Noel challenged the group with 4 introductory questions

  1. How would you like to be treated if you develop dementia at sometime in your life? Responses: Compassion, stay (& die) at home, balance stay at home with pressure on family, have a source of ‘happy pills’ to reduce my worry, anxiousness.
  2. What would you like to say to your family? Responses: Clear the garage, decide what to do with my ashes, don’t let me become a burden.
  3. How would you like to be remembered? Responses: as I was before dementia.
  4. What type(s) of songs would you like to be listening to everyday? Responses: Basically one’s from earlier times of our lives.

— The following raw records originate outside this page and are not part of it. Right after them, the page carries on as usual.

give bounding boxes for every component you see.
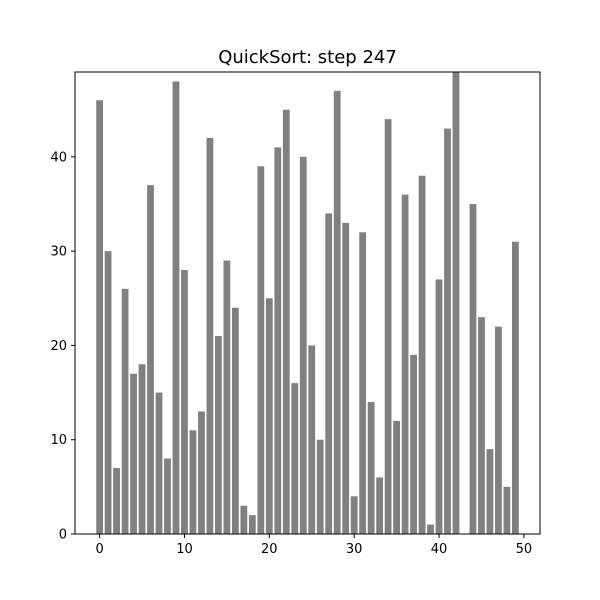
bar-14 [215, 336, 222, 534]
bar-8 [164, 458, 171, 534]
bar-45 [478, 317, 485, 534]
x-tick-label: 0 [95, 542, 103, 557]
bar-1 [104, 251, 112, 534]
bar-23 [291, 383, 299, 534]
x-tick-label: 30 [346, 542, 363, 557]
bar-40 [435, 279, 443, 534]
bar-39 [427, 524, 434, 534]
x-axis-ticks: 0 10 20 30 40 50 [95, 534, 532, 557]
bar-11 [189, 430, 197, 534]
bar-27 [325, 213, 333, 534]
bar-36 [401, 194, 409, 535]
x-tick-label: 20 [261, 542, 278, 557]
bar-2 [113, 468, 120, 534]
bar-30 [350, 496, 358, 534]
bar-12 [198, 411, 205, 534]
bar-13 [206, 138, 214, 534]
bar-28 [333, 90, 341, 534]
bar-7 [155, 392, 163, 534]
x-tick-label: 40 [431, 542, 448, 557]
y-tick-label: 40 [50, 150, 67, 165]
bar-0 [96, 100, 104, 535]
bar-6 [147, 185, 154, 534]
bars-group [96, 72, 519, 535]
bar-5 [138, 364, 146, 534]
bar-16 [231, 307, 239, 534]
bar-41 [444, 128, 451, 535]
x-tick-label: 10 [176, 542, 193, 557]
bar-24 [299, 156, 307, 534]
bar-42 [452, 72, 460, 534]
y-tick-label: 30 [50, 245, 67, 260]
bar-29 [342, 222, 350, 534]
bar-22 [282, 109, 290, 534]
bar-34 [384, 119, 392, 535]
plot-frame [74, 71, 541, 535]
bar-48 [503, 486, 511, 534]
bar-35 [393, 420, 400, 534]
bar-26 [316, 439, 324, 534]
bar-47 [495, 326, 502, 534]
y-axis-ticks: 0 10 20 30 40 [50, 150, 75, 543]
bar-9 [172, 81, 180, 534]
bar-37 [410, 354, 417, 534]
bar-21 [274, 147, 282, 534]
x-tick-label: 50 [516, 542, 533, 557]
bar-17 [240, 505, 248, 534]
bar-38 [418, 175, 426, 534]
y-tick-label: 10 [50, 433, 67, 448]
bar-44 [469, 204, 477, 534]
bar-32 [367, 402, 375, 534]
bar-15 [223, 260, 231, 534]
bar-10 [181, 270, 188, 534]
bar-46 [486, 449, 494, 534]
bar-25 [308, 345, 316, 534]
bar-18 [248, 515, 256, 534]
y-tick-label: 0 [59, 528, 67, 543]
bar-20 [265, 298, 273, 534]
chart-title: QuickSort: step 247 [218, 47, 397, 68]
bar-3 [121, 288, 129, 534]
bar-31 [359, 232, 367, 535]
bar-19 [257, 166, 265, 535]
bar-33 [376, 477, 384, 534]
y-tick-label: 20 [50, 339, 67, 354]
bar-49 [511, 241, 519, 534]
bar-4 [130, 373, 137, 534]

The common reaction to dementia is fear but with cancer its concern. We compared John Locke’s definition of ‘What is a Person’ that could imply that someone without memory becomes a non-person (a dangerous line of argument); we preferred John Swinton’s as it is more relational. These also touch on Martin Buber’s ‘I – It, I – Thou’ philosophy

We watched part of the movie “Alive Inside” by Michael Rossato-Bennett (2014). This shows the remarkable positive impact that familiar music can have on dementia sufferers. The music seems to stimulate the whole brain; the memories are not lost – they are still there (in the brain); the interaction with the music seems to recreate the pathways to recall! Seems to be more beneficial than drugs so massive resistance from vested interests against providing personal music players.